@hbaderts described the whole workflow perfectly. However, it may not make any sense in case you are completely new to this idea. Therefore, I am going to explain it in layman's way (therefore, I will be omitting details):
Think of the deep networks as a function to transform your data. Example of transformations include normalization, taking log of data etc. The deep networks you are training has multiple layers. Each of these layers are trained using some kind of learning algorithm. For the first layer, you pass the original data as the input and try to get a function that will give you back those "same original data" as the output. However, you don't get the perfect output. Therefore, you are getting a transformed version of your input as the output of the first layer.
Now, for the second layer, you take those "transformed data" and pass them as input and repeat the whole learning process. You keep doing that for all the layers in your deep network.

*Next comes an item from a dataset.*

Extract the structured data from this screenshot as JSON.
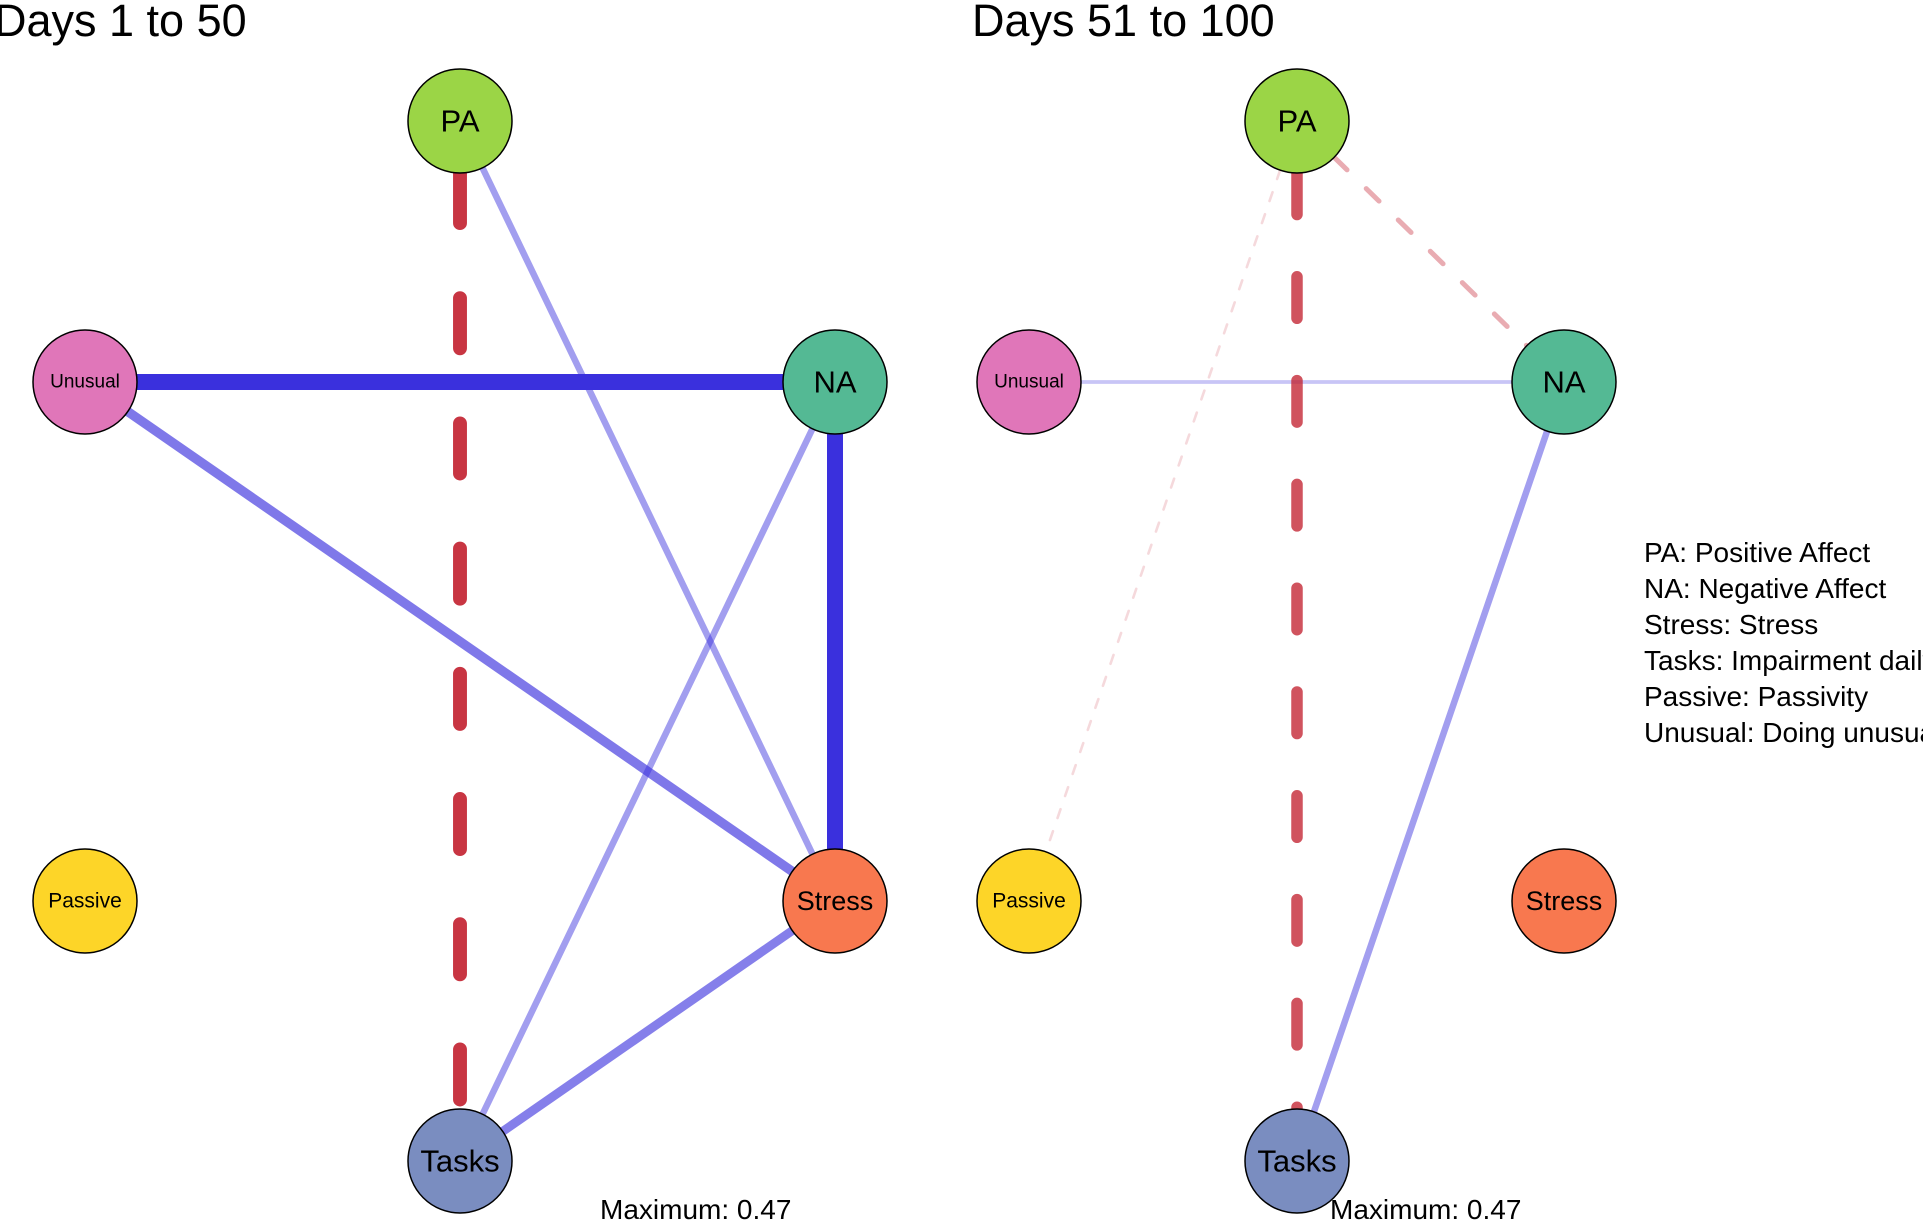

At the last layer, what you get is a "transformed version" of your original input data. This can be thought of higher level abstraction of your original input data. Note that, you have not used the labels/output in your deep network yet. Therefore, everything till this point is unsupervised learning. This is called layer-wise pre-training.
Now, you want to train a classifier/regression model and this is a supervised learning problem. The way you achieve that goal is by taking the "final transformed version" of your original input from the last layer in your deep network and use them as the input to any classifier (e.g. knn classifier / softmax classifier / logistic regression etc). This is called stacking.
When you are training this last-step classifier/learner, you propagate all your learning in the complete network. This ensures that your are able to learn from the labels/outputs and modify the learned layer-wise parameters accordingly.
So, once you have your generative model trained, take the output of your generative model and use that as input to a classifier/learner. Let the error flow through the whole network as the learning continues so that you can modify the layer-wise parameter learned in earlier steps.